If you don’t have a concrete system and process to make people feel included and willing to take risks the you won’t be successful as a leader or an organization. Don’t be the kind of leader that is out of touch with your employees. You know the leader that thinks everyone loves working for then, but have no idea that they are either looking for new jobs, have retired in place, or just doing their jobs.
Start talking to your people about their lives. Find out who they are, and what they aspire to be and how you or other leaders in your organization can help them grow, be passionate about their work, and want to share their brilliance.
This is important, as you hire new people in your organization that may be different than the majority of your employees in some way; culture, race, age, gender, etc. Hiring a visibly diverse workforce is not enough. You have to get to know them or get to know their manager and make sure that their managers get to know them. Don’t assume you know what they’re thinking.
Find ways to bring employees from different backgrounds and functions together in ways that have impact. If people don’t interact in meaningful ways with each other, if there are no opportunities to solve problems with people from different backgrounds, departments and functions, your employees will stay stuck in silos. All of your good work to increase diversity could potentially go to waste.
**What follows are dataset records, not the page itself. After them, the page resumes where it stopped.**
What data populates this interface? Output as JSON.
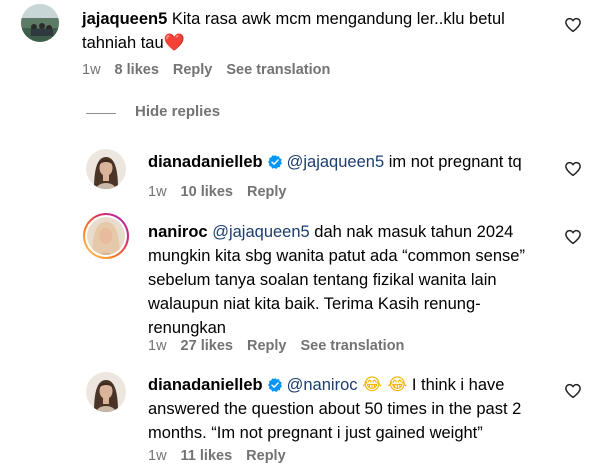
{
  "comments": [
    {
      "username": "jajaqueen5",
      "text": "Kita rasa awk mcm mengandung ler..klu betul tahniah tau",
      "emoji": "❤️",
      "time": "1w",
      "likes": "8 likes",
      "reply": "Reply",
      "translate": "See translation"
    }
  ],
  "hide_replies": "Hide replies",
  "replies": [
    {
      "username": "dianadanielleb",
      "mention": "@jajaqueen5",
      "text": "im not pregnant tq",
      "time": "1w",
      "likes": "10 likes",
      "reply": "Reply"
    },
    {
      "username": "naniroc",
      "mention": "@jajaqueen5",
      "text": "dah nak masuk tahun 2024 mungkin kita sbg wanita patut ada “common sense” sebelum tanya soalan tentang fizikal wanita lain walaupun niat kita baik. Terima Kasih renung-renungkan",
      "time": "1w",
      "likes": "27 likes",
      "reply": "Reply",
      "translate": "See translation"
    },
    {
      "username": "dianadanielleb",
      "mention": "@naniroc",
      "emoji": "😂 😂",
      "text": "I think i have answered the question about 50 times in the past 2 months. “Im not pregnant i just gained weight”",
      "time": "1w",
      "likes": "11 likes",
      "reply": "Reply"
    }
  ],
  "icons": {
    "like": "heart-outline-icon",
    "verified": "verified-badge-icon"
  },
  "colors": {
    "mention": "#1b3e6e",
    "meta": "#737373",
    "verified": "#0095f6",
    "story_ring": [
      "#feda75",
      "#fa7e1e",
      "#d62976",
      "#962fbf"
    ]
  }
}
Culture change has to be driven by your vision and leadership along with the rest of the senior management team and HR. Don’t just leave it to HR and forget about it. Empower HR and meet with them regularly.
Too often, organizations rely on quarterly lunch and learns, off-the-shelf training or one-time, off-sites to affect change or build inclusion. All of those are useful, but in order to get results, you need to think of inclusion and culture as a whole ecosystem with many parts that are aligned and driven by the need to create and sustain the best workplace.
It is a continuous process. Based on sharing best practices with diversity and inclusion thought leaders, twenty-five years of work in the diversity and inclusion field, and interviews with executives, managers, and employees, I’ve synthesized this process into six steps that I call the “Six I Steps.”
The “Six I Steps” are insight, inclusive work culture, implementation of culture change, individualized convenience perks, immersion, and integration.
Step 1: Insight
Keith Chapman, the former vice president of Diageo, says that an organization built on employee insights will be inclusive and productive. “Insight can be only be gained by taking time with one’s team members — and also giving them an insight on you!”
An insightful diversity and inclusionist leader is willing to participate in an organizational assessment that includes customers, and that measures the impact executive leadership, and overall organizational culture have on employees and their motivation to do their best work. That means you have to pay attention to, trust employee responses, and be prepared to take action for change.
Don’t take analysis of the data personally. In order to get honest participation and objective results, don’t try to conduct your own assessment, or give it to human resources. Use an outside source and be involved in the process. Share your enthusiasm with the rest of the organization. Encourage them to participate.
An insightful leader take the time to listen to feedback whether it’s in person, on paper or in an email. An insightful leader takes that feedback seriously and where appropriate takes action, makes changes and lets the people in the organization know you heard them and keeps them posted on the changes being made.